News / Council

City on track for new name within three months

The future name of Moreland will be drawn from local Indigenous language

Mark Phillips
UPDATED: Thursday, March 10, 2022


THE City of Moreland will have a new Indigenous name before the end of June under a timeline endorsed by the council on Wednesday night.

The renaming process will ensure that the municipality is renamed in the language of the traditional occupants of the area, the Wurundjeri Woi-wurrung people.

Moreland residents and ratepayers will be provided with an opportunity for feedback, but the new name will be decided without a community plebiscite or referendum.

A short list of traditional language names is being prepared by the Wurundjeri Woi Wurrung Cultural Heritage Aboriginal Corporation, the organisation which first raised concerns about historical slavery links to the name of Moreland late last year.

The council has no legal obligation to consult the community about the name change but will use it as an opportunity for education about the area’s history of Indigenous dispossession and genocide.

Councillors voted 7-3 on Wednesday to adopt a recommended eight-week community engagement program for the renaming of the city.

Mayor Mark Riley said the renaming of Moreland would provide a forum for truth telling and reconciliation with the area’s traditional owners.

A special council meeting will be held this month to receive the shortlist of names, and the process will then start with a survey to be letterboxed throughout the municipality.

Consultation will be held from March 18 to May 15, with a strong emphasis on educating the present-day community about why renaming Moreland will contribute towards reconciliation and healing with First Nations peoples.

Another special council meeting in June will decide on the recommended new name that will be put forward to the Minister for Local Government, Shaun Leane, for final approval.

Mr Leane has already indicated he will support whatever decision is taken by the council.

The renaming of the city has become an urgent priority since new evidence emerged in November showing how the name derived from a Jamaican sugar plantation that used slave labour in the 18th and 19th century.

A European settler, Farquhar McCrae, gained possession of a large area of land between Moonee Ponds Creek and Sydney Road in 1839 and named it Moreland in homage to the Jamaican slave estate that had been managed by his family.

The land was sold without the permission of its traditional owners, who had been forcibly removed.

The slavery connections had been publicly known when the Kennett Government adopted the name Moreland for the new municipality formed from the amalgamation of the cities of Brunswick and Coburg in 1994. But over the subsequent decades, the links had been forgotten and current councillors said they were unaware of the origins of the name.

Moreland council voted 6-3 in December to go ahead with the name change and allocated $500,000 over two years to cover costs of rebranding council websites and significant signage.

Since then, a small group representing the council, including Mayor Mark Riley and Deputy Mayor Lambros Tapinos, have met several times with Wurundjeri Woi-wurrung elders to develop a community engagement approach for the renaming.

Concerns were raised at Wednesday night’s council meeting about the cost of the renaming and the extent of community consultation.

Cr Helen Pavlidis said the ultimate cost would be far in excess of the $500,000 budget.

“I’m left wondering in a rate-capped environment and responding to our community during a pandemic whether this is the most appropriate use of our scarce council resources,” she said.

Council chief executive officer Cathy Henderson said she was confident all “big ticket items” would cost no more than $500,000 over two years, and other costs could be met within existing budgets.

Cr Helen Davidson said she could not endorse the renaming process because there had been no consultation with the city’s residents about whether the city’s name needed to be changed at all.

“Saying we’re now consulting with the community isn’t telling the truth,” she said.

“This is a monumental change and despite the challenge it may present, community consultation is important and shouldn’t be stifled out. The whole of Moreland community should be asked if the name change is supported or not.”

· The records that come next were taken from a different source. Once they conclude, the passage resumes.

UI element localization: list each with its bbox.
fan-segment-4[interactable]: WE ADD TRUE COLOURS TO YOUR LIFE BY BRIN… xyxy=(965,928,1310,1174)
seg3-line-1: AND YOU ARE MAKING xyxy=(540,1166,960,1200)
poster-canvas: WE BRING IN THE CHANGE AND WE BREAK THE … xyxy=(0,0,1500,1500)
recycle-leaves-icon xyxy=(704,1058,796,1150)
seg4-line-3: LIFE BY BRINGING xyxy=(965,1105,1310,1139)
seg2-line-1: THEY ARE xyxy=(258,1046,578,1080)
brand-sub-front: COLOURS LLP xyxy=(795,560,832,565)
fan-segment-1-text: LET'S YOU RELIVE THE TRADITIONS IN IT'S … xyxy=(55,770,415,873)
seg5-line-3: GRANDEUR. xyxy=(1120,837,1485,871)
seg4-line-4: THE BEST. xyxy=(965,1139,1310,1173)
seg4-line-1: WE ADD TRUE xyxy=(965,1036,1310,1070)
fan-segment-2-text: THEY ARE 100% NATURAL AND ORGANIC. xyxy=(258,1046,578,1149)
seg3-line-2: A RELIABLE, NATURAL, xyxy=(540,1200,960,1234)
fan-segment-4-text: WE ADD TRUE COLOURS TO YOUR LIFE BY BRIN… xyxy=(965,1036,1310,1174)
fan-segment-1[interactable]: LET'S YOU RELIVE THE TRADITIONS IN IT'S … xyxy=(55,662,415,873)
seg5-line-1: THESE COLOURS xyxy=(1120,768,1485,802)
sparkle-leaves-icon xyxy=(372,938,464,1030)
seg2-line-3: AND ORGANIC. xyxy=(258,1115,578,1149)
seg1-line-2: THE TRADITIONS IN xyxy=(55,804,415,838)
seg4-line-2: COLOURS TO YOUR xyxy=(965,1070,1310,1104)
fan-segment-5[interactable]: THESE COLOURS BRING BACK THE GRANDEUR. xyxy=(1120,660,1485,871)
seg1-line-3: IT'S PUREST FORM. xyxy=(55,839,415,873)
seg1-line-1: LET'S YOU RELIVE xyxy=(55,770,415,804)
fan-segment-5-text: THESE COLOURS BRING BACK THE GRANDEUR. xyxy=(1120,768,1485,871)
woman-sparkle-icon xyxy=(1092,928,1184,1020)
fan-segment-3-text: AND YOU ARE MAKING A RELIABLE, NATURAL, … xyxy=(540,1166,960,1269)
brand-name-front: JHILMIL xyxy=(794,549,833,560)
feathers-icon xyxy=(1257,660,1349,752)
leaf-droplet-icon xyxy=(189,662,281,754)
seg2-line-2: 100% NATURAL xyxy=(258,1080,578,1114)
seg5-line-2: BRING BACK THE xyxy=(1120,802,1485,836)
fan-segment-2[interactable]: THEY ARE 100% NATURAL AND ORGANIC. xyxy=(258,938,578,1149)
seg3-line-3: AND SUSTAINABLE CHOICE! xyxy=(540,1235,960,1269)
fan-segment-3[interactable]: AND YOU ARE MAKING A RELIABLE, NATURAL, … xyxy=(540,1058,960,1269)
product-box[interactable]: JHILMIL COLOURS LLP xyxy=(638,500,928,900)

Cr Riley said there would be plenty of opportunities for comments and feedback from the community over the next few months and he personally was very committed to the name change.

“I think we have a duty of care to people who were affected 183 or so years ago when the dispossession occurred and they weren’t able to get food or hunt or drink water on their land because those lands were taken [from them],” he said.

The working group will meet to consider all feedback in late May, and the final decision about the new name will be made at a special council meeting on June 1.

This article was updated from an earlier version published on Monday, March 7, with the outcome of the council meeting.